Pengetahuan Umum

Indonesia Termasuk Negara Paling Agamis. Benarkah?

Hasil survei oleh Pew Research Center, yang dikeluarkan pada 20 Juli 2020, menunjukkan bahwa Indonesia termasuk diantara negara yang religius (paling agamis) di dunia.

 

Harian The Jakarta Post, menulis berita berjudul: “Indonesia ranks among most religious countries in Pew study.”(https://www.thejakartapost.com/news/2020/07/30/indonesia-ranks-among-most-religious-countries-in-pew-study.html)

 

Kata penelitian ini, 96 persen responden di Indonesia menyatakan, bahwa “belief in God was necessary to be moral and have good values.” Jadi, katanya, ada 96 persen responden yang menyatakan, bahwa iman kepada Tuhan diperlukan untuk menjadi orang yang baik.

 

Secara umum, hasil survei tersebut tidak berubah banyak dari tahun ke tahun.

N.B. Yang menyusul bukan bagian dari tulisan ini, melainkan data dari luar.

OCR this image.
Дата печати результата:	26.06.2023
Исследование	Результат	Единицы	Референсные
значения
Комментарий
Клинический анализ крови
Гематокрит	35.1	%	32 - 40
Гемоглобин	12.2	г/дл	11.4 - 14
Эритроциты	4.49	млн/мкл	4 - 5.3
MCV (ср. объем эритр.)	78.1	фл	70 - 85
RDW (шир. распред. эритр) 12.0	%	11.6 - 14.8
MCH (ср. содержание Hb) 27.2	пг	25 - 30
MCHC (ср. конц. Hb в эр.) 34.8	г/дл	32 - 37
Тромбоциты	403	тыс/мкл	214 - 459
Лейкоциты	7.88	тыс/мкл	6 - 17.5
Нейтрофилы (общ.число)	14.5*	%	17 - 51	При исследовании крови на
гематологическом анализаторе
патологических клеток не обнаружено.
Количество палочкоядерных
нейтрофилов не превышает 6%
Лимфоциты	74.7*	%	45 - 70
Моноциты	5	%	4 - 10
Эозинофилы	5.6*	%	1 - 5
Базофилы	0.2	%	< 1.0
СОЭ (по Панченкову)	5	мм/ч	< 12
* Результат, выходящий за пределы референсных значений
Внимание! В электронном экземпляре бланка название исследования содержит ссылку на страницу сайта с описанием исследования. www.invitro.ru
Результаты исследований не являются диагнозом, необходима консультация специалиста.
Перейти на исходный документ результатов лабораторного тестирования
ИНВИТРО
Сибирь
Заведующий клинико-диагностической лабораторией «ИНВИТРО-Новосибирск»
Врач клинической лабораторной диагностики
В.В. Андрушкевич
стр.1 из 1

Rakyat Indonesia dikenal memiliki semangat keagamaan yang tinggi. Karena itulah, kita bisa melihat, dalam berbagai bidang, kini nilai-nilai keagamaan tidak bisa ditinggalkan. Bahkan, di kalangan orang-orang yang menolak campur tangan agama dalam politik dan sebagainya. Kehidupan sehari-hari mereka tidak dapat berpisah dari aneka ritual kemagamaan dalam kehidupan sehari-hari.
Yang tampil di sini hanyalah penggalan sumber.